Saint Matthew, adapting Mark's story to his own theological purposes, makes the connection explicit: "And he did not work many mighty deeds there because of their lack of faith."
However, the connection is not a strange paralysis; because means that Jesus punished them for not believing in him.
Once again, I see an immediate resemblance between the "God of the Old Testament" and the "God of the New Testament." Both are capable of severe punishment when sin calls for it. Saint Matthew has more references to the Old Testament than the other evangelists. He set out to show that Jesus fulfilled the Word of God; he would certainly not recognize an opposition between the Testaments. The "God of the Old Testament" is the Lord who has appeared among us.
In this presentation of the incident, Saint Matthew also dismisses Mark's picture of Jesus as "amazed at their lack of faith." He knew his own people.
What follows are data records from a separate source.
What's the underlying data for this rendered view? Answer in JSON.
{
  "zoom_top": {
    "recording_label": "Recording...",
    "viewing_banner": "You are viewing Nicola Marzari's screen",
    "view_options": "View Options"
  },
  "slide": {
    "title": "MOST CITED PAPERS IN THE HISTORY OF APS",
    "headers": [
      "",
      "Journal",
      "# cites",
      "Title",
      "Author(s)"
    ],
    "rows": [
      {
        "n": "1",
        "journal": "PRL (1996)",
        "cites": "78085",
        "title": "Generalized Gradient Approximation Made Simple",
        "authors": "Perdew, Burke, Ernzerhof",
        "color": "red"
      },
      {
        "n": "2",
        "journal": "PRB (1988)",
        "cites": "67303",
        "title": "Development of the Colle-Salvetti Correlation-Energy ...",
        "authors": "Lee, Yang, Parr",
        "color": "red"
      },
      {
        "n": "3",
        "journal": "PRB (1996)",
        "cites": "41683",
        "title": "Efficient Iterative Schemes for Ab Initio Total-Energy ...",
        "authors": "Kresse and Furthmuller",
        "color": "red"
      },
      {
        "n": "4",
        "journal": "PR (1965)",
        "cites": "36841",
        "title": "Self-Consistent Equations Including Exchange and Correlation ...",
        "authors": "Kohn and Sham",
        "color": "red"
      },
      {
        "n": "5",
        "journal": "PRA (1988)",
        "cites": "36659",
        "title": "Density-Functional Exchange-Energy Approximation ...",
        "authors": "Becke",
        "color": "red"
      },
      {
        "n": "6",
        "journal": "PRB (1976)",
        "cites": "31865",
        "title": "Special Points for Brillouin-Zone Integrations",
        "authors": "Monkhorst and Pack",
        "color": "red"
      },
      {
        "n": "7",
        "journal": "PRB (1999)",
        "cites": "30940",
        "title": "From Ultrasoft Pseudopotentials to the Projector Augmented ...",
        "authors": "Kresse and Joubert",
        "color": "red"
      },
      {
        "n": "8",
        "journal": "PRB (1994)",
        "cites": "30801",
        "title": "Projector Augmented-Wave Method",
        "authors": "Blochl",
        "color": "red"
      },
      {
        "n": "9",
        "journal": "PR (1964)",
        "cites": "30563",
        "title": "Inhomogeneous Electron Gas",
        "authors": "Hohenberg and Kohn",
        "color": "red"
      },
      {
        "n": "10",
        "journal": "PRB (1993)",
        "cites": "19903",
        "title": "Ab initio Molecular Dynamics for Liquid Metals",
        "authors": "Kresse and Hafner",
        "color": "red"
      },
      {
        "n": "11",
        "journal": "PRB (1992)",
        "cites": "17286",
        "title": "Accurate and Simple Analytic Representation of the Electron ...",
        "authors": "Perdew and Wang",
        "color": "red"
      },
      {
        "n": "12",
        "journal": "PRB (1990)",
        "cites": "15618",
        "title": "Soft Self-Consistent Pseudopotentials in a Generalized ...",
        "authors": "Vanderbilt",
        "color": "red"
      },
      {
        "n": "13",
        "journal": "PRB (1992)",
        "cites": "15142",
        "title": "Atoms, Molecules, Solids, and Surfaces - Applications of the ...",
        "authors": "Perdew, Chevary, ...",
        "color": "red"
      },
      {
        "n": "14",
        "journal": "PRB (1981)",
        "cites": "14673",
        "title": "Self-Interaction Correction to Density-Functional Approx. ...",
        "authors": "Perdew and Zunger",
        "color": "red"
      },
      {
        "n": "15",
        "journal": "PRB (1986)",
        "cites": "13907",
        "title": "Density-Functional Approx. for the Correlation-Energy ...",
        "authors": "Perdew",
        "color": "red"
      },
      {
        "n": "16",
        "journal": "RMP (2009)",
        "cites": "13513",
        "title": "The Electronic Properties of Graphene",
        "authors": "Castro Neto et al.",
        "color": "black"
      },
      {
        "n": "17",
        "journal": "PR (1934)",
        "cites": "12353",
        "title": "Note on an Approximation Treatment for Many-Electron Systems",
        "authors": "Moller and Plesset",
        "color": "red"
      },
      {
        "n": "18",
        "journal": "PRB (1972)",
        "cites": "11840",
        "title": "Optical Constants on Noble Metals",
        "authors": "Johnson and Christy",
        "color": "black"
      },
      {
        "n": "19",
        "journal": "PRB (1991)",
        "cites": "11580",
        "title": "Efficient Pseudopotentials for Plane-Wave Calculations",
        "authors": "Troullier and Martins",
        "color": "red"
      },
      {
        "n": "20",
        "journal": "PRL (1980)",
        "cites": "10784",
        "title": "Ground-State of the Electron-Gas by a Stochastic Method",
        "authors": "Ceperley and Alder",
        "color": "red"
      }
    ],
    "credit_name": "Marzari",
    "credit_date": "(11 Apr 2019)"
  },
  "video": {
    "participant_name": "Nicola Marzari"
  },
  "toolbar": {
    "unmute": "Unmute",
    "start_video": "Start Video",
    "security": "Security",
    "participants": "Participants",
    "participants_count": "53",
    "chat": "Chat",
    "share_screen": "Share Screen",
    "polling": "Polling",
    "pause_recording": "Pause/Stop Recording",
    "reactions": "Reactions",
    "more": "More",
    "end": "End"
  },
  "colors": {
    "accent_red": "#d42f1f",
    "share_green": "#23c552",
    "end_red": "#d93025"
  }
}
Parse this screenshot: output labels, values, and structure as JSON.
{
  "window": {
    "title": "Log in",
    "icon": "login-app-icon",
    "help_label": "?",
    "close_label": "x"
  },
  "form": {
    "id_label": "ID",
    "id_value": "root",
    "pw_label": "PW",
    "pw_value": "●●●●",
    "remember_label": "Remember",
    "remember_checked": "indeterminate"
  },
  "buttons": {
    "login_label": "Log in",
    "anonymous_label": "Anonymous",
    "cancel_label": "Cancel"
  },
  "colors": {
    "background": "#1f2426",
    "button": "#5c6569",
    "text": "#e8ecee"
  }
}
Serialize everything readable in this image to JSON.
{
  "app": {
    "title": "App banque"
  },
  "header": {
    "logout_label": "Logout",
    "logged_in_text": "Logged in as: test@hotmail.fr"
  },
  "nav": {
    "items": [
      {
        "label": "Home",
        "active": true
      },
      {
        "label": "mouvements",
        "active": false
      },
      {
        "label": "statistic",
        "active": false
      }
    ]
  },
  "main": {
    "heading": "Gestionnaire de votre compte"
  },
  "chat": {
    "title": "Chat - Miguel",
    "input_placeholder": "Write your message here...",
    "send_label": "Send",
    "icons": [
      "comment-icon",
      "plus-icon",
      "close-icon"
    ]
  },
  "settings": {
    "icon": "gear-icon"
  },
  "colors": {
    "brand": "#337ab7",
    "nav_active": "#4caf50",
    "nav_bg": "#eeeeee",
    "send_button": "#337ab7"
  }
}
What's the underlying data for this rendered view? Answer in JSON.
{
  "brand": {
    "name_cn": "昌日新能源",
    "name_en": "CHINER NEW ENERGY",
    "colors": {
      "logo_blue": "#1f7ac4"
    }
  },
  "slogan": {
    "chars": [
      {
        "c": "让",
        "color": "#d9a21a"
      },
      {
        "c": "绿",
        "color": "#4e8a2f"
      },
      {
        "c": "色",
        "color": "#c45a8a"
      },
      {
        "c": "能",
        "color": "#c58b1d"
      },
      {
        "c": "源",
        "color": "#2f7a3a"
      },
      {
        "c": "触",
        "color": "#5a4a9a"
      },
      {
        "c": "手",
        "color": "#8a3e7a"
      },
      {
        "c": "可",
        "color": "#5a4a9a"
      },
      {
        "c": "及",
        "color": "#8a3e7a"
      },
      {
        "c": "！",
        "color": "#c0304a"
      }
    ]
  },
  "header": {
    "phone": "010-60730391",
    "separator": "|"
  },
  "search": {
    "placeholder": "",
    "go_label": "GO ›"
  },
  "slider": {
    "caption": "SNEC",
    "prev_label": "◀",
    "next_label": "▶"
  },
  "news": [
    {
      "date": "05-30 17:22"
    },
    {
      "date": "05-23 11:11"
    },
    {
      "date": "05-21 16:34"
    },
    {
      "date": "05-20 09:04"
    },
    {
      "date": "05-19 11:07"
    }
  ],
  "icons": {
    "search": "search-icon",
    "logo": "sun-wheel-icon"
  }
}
His punishment is not arbitrary; it is the inevitable consequence of infidelity; as we read in Saint John,
"whoever does not believe has already been condemned, because he has not believed in the name of the only Son of God."
This punishment is similar to that which the Prophet Amos delivered. As the priest of Bethel said, "The country cannot endure all his words."
The religious picture on this page depicts the Lord offering his Sacred Heart to the viewer. If it's a maudlin image, it makes the point. He cannot and will not force himself on anyone. Our love is always a free choice; we cannot love anyone who threatens us with violence, much less an all-powerful god.
But we can receive the love and mercy of one who comes to us, riding a colt, the foal of a donkey. If he threatens us, it's with silence; his punishment is not to speak to us until, desperate for consolation, we beg to hear his voice.